The other well-established labeled-line projection is the paralemniscal pathway (not shown; (Diamond et al., 1992). Neurons in the rostral part of the interpolar part of the spinal trigeminal nucleus, pars interpolaris are not spatially clustered. They project, among other targets, to the medial portion of the posterior nucleus (POm). The axons of POm neurons project to target neurons (pyramidal cells; Bureau et al., 2006) immediately below the barrels, in layer Va (but also layer I) of S1, S2 and to the primary motor cortex.
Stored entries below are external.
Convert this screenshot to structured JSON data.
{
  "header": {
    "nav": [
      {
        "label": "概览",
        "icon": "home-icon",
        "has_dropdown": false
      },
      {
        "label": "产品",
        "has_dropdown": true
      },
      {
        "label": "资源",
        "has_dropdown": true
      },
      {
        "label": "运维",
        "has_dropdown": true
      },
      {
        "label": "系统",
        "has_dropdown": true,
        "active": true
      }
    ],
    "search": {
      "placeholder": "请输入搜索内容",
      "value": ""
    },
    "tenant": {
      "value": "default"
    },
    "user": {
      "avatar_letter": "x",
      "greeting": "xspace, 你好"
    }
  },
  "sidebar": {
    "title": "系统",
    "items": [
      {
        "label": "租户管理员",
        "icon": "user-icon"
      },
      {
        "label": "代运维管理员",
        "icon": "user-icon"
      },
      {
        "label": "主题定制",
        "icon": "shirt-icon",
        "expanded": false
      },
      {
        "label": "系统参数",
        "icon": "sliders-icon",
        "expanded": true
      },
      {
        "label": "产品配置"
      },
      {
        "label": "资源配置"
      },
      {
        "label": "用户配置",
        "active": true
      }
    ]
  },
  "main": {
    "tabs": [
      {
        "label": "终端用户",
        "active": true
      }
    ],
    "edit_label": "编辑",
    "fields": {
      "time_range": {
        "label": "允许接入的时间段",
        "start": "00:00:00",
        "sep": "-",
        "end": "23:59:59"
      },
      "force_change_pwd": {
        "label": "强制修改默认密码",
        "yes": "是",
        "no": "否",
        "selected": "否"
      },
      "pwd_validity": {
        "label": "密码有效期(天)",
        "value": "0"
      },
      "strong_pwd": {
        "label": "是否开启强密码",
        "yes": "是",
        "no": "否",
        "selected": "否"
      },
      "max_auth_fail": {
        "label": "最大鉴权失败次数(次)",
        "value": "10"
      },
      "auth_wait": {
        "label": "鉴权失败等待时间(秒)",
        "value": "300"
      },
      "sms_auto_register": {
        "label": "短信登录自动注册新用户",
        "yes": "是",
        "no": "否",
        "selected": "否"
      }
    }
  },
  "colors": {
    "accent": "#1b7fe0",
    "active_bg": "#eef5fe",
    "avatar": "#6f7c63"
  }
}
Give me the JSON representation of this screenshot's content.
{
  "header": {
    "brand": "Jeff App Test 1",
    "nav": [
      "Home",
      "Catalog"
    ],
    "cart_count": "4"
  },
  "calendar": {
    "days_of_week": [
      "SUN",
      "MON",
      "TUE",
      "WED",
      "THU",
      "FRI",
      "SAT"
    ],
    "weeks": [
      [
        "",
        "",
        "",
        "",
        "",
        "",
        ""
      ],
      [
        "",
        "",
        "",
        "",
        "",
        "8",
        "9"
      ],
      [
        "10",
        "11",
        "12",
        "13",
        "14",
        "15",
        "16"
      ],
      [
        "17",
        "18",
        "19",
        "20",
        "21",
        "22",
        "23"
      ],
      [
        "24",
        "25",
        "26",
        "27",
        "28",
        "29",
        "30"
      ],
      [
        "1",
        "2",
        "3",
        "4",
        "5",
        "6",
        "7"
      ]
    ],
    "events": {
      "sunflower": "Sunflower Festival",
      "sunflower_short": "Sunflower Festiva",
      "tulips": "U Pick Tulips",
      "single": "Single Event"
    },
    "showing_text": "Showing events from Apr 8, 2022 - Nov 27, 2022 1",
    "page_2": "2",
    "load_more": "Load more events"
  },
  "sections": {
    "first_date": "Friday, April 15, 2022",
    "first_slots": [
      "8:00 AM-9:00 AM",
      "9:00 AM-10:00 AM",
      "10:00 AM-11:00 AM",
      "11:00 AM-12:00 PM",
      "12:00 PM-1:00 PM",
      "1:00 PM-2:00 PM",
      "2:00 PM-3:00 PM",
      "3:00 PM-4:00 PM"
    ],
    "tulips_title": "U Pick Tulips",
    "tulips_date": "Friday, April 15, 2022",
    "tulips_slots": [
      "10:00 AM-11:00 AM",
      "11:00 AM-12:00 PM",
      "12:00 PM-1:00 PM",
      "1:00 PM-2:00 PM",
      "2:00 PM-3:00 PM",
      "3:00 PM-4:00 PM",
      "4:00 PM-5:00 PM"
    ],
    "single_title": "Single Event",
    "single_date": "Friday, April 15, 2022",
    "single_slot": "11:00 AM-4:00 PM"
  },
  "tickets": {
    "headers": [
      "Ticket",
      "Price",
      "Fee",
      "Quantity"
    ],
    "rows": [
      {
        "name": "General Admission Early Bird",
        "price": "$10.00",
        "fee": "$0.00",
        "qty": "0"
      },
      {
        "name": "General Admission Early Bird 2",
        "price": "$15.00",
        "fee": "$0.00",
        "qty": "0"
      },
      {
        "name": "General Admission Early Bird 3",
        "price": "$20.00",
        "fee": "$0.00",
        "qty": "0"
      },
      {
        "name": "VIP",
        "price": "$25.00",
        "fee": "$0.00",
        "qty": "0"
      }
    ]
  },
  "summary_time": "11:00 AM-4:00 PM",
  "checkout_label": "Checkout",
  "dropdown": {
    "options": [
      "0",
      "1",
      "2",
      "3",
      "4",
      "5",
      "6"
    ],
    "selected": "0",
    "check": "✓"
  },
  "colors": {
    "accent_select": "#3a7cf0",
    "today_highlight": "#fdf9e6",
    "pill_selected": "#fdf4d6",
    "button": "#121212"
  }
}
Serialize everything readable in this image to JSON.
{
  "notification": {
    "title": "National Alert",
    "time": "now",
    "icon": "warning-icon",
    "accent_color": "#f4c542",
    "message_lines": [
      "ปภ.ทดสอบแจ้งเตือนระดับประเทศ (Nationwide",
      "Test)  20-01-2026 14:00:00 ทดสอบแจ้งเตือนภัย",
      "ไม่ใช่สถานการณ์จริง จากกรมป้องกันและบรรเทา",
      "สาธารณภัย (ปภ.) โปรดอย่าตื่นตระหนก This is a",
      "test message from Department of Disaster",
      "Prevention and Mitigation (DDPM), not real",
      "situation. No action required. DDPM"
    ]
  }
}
The primary central neurons of the extralemniscal pathway are also clustered into whisker-related barrelettes in the caudal part of the spinal trigeminal nucleus, pars interpolaris. They project to the ventrolateral domain of the VPM (VPMvl), where neurons are clustered into the ‘tails’ of the VPMdm barreloids. The axons of VPMvl neurons project to the septa between the barrels of S1 and to the secondary somatosensory cortex (S2) where they probably simultaneously start parallel processing of sensory information in two cortical areas, formerly thought to differ in their hierarchical state.